Int J Impot Res. 2022 May 5. doi: 10.1038/s41443-022-00568-2. Online ahead of print.


A limited number of studies have described patients on finasteride showing findings which were consistent with Peyronie's disease (PD). We aimed to detect a pharmacovigilance signal of possible association between finasteride and PD-related clinical features.

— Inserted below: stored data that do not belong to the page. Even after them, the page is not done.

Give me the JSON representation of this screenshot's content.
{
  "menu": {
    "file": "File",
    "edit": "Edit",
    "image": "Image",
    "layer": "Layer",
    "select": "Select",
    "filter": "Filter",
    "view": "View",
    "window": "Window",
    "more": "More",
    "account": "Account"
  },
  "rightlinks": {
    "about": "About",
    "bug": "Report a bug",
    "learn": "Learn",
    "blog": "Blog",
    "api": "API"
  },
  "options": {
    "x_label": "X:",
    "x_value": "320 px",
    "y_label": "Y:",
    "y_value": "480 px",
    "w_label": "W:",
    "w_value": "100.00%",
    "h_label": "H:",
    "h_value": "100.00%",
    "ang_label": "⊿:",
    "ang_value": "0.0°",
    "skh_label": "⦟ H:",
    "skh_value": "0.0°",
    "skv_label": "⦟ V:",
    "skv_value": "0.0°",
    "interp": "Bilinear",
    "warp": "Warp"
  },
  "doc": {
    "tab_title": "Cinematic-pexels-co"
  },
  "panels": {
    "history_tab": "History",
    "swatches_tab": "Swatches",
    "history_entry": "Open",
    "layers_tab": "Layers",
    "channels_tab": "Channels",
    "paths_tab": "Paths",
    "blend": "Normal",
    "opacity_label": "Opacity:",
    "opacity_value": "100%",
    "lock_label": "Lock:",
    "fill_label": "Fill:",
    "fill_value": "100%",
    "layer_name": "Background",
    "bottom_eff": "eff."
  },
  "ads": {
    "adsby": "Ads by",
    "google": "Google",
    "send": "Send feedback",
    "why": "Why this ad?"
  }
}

The Food and Drug Administration (FDA) Adverse Event Reporting System (FAERS) database was queried to identify the ten drugs which were associated the most with the adverse drug reactions (ADRs) recorded as "penile curvature" and/or "Peyronie's disease". A similar analysis, including the same drugs, was carried out for the EMA (European Medicines Agency) EudraVigilance (EV) database. Descriptive data have been analyzed, and Proportional Reporting Ratios (PRRs) have been computed against the other nine drugs of the database. Overall, 860 reports of "penile curvature" and/or "Peyronie's disease", were identified in the FAERS database, 214 of which (24.9%) were associated with finasteride. Most reports (56.9%) were submitted by healthcare professionals. Where a treatment-indication was stated, the vast majority of reports (176/210; 83.8%) were associated with androgenetic alopecia. The outcome of most ADRs was "serious" (82.2%), with 96 ADRs resulting in levels of permanent disability. For 97/214 individual cases, penile curvature/PD reports were not part of a syndromic cluster suggestive of post-finasteride syndrome (PFS). The PRR resulted 6.6 (95% CI: 5.6-7.8) and 11.8 (95% CI: 9.08-15.33), respectively, in the FAERS and in the EV databases. Notwithstanding the related limitations and biasing factors of pharmacovigilance studies based on spontaneous reporting, the PRR values here identified should be interpreted as strong signals of disproportionality. These findings, per se, are however not useful to confirm any causal association. Clinical studies are needed to investigate on the possible role for finasteride in causing PD-related clinical features, an hypothesis which remains highly speculative due to the very questionable quality of present data.